Tuesday, October 30, 2007

It Ain't Carved in Stone

Ms Baroque writes belatedly - and interestingly - about Tess Gallagher's intention to re-issue Raymond Carver's stories with Gordon Lish's editorial changes reversed.

Me too - belatedly, I mean. I think for us authors that news last week was too close to home for simple feelings and ready opinions. Well, it was for me at any rate, as I've done that very thing myself: reissued a book with the structure I'd been forced to abandon reinstated.

Editors, oh editors. (I can say these things, having been one.) Such power do they wield; with such delicacy and respect for an author's intentions do some wield it, with such disregard for this last do others wade in and consequently, in effect, substitute their own rewrites.

Like Gallagher, I'm pretty sure I made the right decision in undoing the editing - well, 99% sure anyway. But there's always that 1%, and all this speculation that the prose style for which Carver is so loved is not the one he intended, it's enough to make an author's blood run cold.

3 comments:

S. Kearney said...

Oh, this is a thorny issue! Sorry, let me edit that to get rid of the cliché: Oh, gosh, this is such a rice pudding of an issue! I have screamed in frustration at the surgery of editors ... my newspaper articles that have been turned on their heads ... but I've also said to myself, "Not bad, that's what I wanted to say." It's always nice to see both versions ... to compare and see who did what. Sometimes I think we'd be quite horrified! lol

Anonymous said...

All the evidence seems to be that Carver was happy and grateful for quite a bit of Lish's editing. It seems as if Carver often had the sense that we all do sometimes: that we're not quite being able to hit the nail on the head of what we want to say.
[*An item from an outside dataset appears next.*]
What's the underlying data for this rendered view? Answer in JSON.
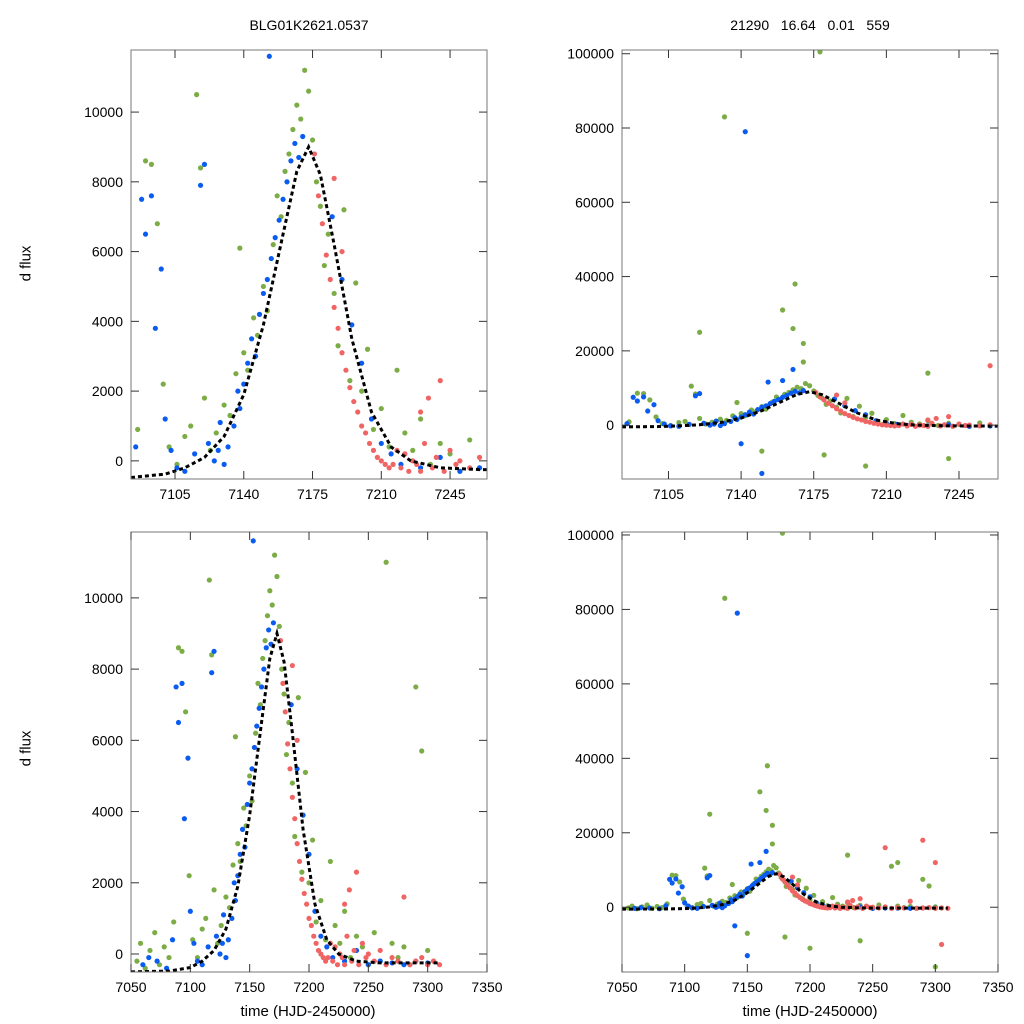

My experience is that many editing-type readers (editors, agents, tutors) will be right about what doesn't work. What's much rarer is to be given suggestions that are right for the book and help you to find your own way to solve the problems you both recognise. You only get those from someone who really hears the book in the same way that you do. Then it can be wonderful, like someone peeling the gauze cladding off your work.

It'll certainly be interesting to compare the versions of Carver, especially since the Lished versions have in themselves been a huge influence on how we all read and think about short fiction, and therefore, presumably, how we'll read and think about the de-Lished Carver.

Emma

Elizabeth Baines said...

Yes, we can only judge when we see the de-Lished versions.